Maine schools have already had to absorb a more than $12 million funding cut in December, as part of the state curtailment. The next two-year budget would leave General Purpose Aid to Education where it is right now - at just under $900 million annually.

The afternoon's most dramatic testimony about the effect this flat funding could have came when Maggie Stokes stepped to the lectern. Stokes was greeted by State Sen. Dawn Hill, the York Democrat who chairs the Appropriations Committee.

"Hi! I can barely see you. You know what? Can you pull the mic down? Cause we definitely want to hear you. So we want to make sure it's by your mouth. Thank you so much. Go ahead," Hill said.

Stokes is a fifth-grader from Oakland. Her elementary school, she told the committee, hasn't been able to fill key positions in recent years and can't afford to lose the adults it does have inside the building.

"Bullying has been a problem in my school because we don't have enough money to hire aides and counselors to help those students with behavioral issues," Stokes said.
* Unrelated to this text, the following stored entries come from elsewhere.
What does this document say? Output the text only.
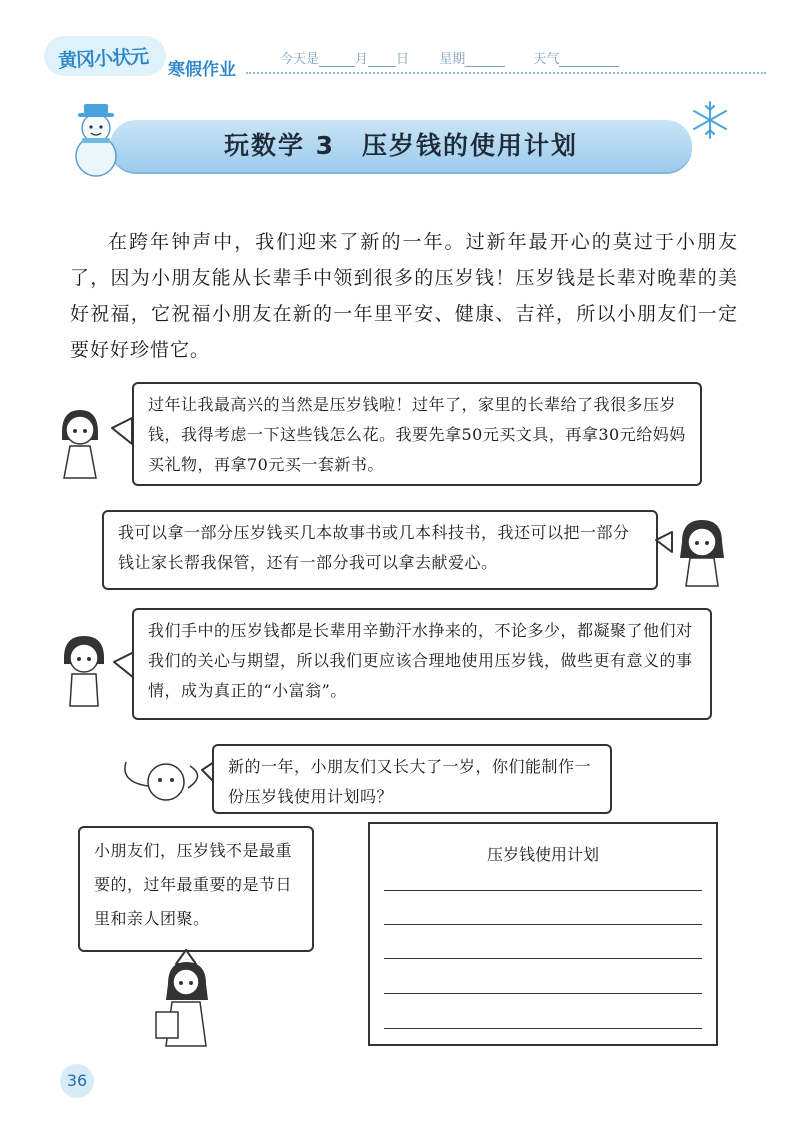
黄冈小状元 寒假作业
今天是	月 日 星期	天气
玩数学 3　压岁钱的使用计划
在跨年钟声中，我们迎来了新的一年。过新年最开心的莫过于小朋友了，因为小朋友能从长辈手中领到很多的压岁钱！压岁钱是长辈对晚辈的美好祝福，它祝福小朋友在新的一年里平安、健康、吉祥，所以小朋友们一定要好好珍惜它。
过年让我最高兴的当然是压岁钱啦！过年了，家里的长辈给了我很多压岁钱，我得考虑一下这些钱怎么花。我要先拿50元买文具，再拿30元给妈妈买礼物，再拿70元买一套新书。
我可以拿一部分压岁钱买几本故事书或几本科技书，我还可以把一部分钱让家长帮我保管，还有一部分我可以拿去献爱心。
我们手中的压岁钱都是长辈用辛勤汗水挣来的，不论多少，都凝聚了他们对我们的关心与期望，所以我们更应该合理地使用压岁钱，做些更有意义的事情，成为真正的“小富翁”。
新的一年，小朋友们又长大了一岁，你们能制作一份压岁钱使用计划吗？
小朋友们，压岁钱不是最重要的，过年最重要的是节日里和亲人团聚。
压岁钱使用计划
36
Stokes says this understaffing made her fourth-grade year a struggle. "I was physically attacked, literally, by the same student numerous times because there weren't enough adults around."
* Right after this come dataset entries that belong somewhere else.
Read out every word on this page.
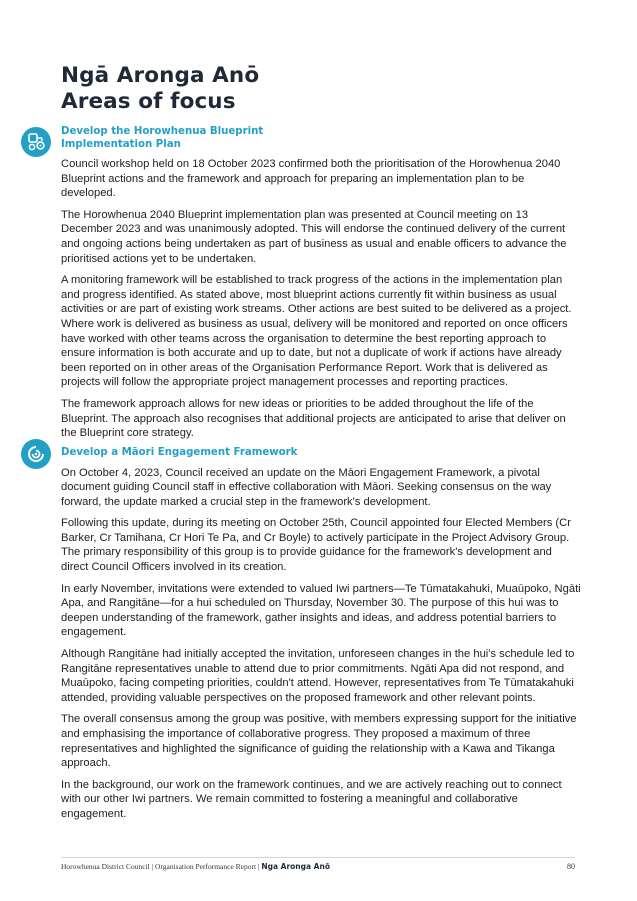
Ngā Aronga Anō
Areas of focus
Develop the Horowhenua Blueprint
Implementation Plan

Council workshop held on 18 October 2023 confirmed both the prioritisation of the Horowhenua 2040 Blueprint actions and the framework and approach for preparing an implementation plan to be developed.

The Horowhenua 2040 Blueprint implementation plan was presented at Council meeting on 13 December 2023 and was unanimously adopted. This will endorse the continued delivery of the current and ongoing actions being undertaken as part of business as usual and enable officers to advance the prioritised actions yet to be undertaken.

A monitoring framework will be established to track progress of the actions in the implementation plan and progress identified. As stated above, most blueprint actions currently fit within business as usual activities or are part of existing work streams. Other actions are best suited to be delivered as a project. Where work is delivered as business as usual, delivery will be monitored and reported on once officers have worked with other teams across the organisation to determine the best reporting approach to ensure information is both accurate and up to date, but not a duplicate of work if actions have already been reported on in other areas of the Organisation Performance Report. Work that is delivered as projects will follow the appropriate project management processes and reporting practices.

The framework approach allows for new ideas or priorities to be added throughout the life of the Blueprint. The approach also recognises that additional projects are anticipated to arise that deliver on the Blueprint core strategy.

Develop a Māori Engagement Framework

On October 4, 2023, Council received an update on the Māori Engagement Framework, a pivotal document guiding Council staff in effective collaboration with Māori. Seeking consensus on the way forward, the update marked a crucial step in the framework's development.

Following this update, during its meeting on October 25th, Council appointed four Elected Members (Cr Barker, Cr Tamihana, Cr Hori Te Pa, and Cr Boyle) to actively participate in the Project Advisory Group. The primary responsibility of this group is to provide guidance for the framework's development and direct Council Officers involved in its creation.

In early November, invitations were extended to valued Iwi partners—Te Tūmatakahuki, Muaūpoko, Ngāti Apa, and Rangitāne—for a hui scheduled on Thursday, November 30. The purpose of this hui was to deepen understanding of the framework, gather insights and ideas, and address potential barriers to engagement.

Although Rangitāne had initially accepted the invitation, unforeseen changes in the hui's schedule led to Rangitāne representatives unable to attend due to prior commitments. Ngāti Apa did not respond, and Muaūpoko, facing competing priorities, couldn't attend. However, representatives from Te Tūmatakahuki attended, providing valuable perspectives on the proposed framework and other relevant points.

The overall consensus among the group was positive, with members expressing support for the initiative and emphasising the importance of collaborative progress. They proposed a maximum of three representatives and highlighted the significance of guiding the relationship with a Kawa and Tikanga approach.

In the background, our work on the framework continues, and we are actively reaching out to connect with our other Iwi partners. We remain committed to fostering a meaningful and collaborative engagement.

Horowhenua District Council | Organisation Performance Report | Nga Aronga Anō	80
Her school, Stokes told the committee, relies on parents and teachers to donate basic classroom supplies, like pens and pencils. The librarian buys the library books. The art teacher buys the art supplies.

Besides the flat funding, the governor's budget would also slash the state's annual contribution to teacher retirement plans by 50 percent. The proposal would force local property tax owners to pick up the tab instead.

But Kate Kalajainen says asking homeowners to pay more hasn't worked out so well where she lives, in Brunswick. Kalajainen, who's taught elementary school herself in New York and overseas, has a fifth grader in the Brunswick school system.

"In Brunswick, we raised our property taxes eight percent last year. And doing that did not get us a fantastic or visionary school budget. It barely kept the status quo," Kalajainen said. "The solution is not forcing more tax burden onto middle class towns and people through property taxes. We need the state to provide the bare funding necessary to fund the school systems we want to see."

In Sanford, where David Theoharides is school superintendent, the governor's budget would result in a loss of $1 million in funding. Theoharides says the cut, along with property tax hike, would force him to make some painful choices.

"I anticipate that I will need to cut over 25 teaching and staff positions, significantly reduce our athletic program, eliminate technology purchases for our high school and curtail all of our after school busing," he said.

The district is already closing two buildings next year and is leaving five open positions unfilled.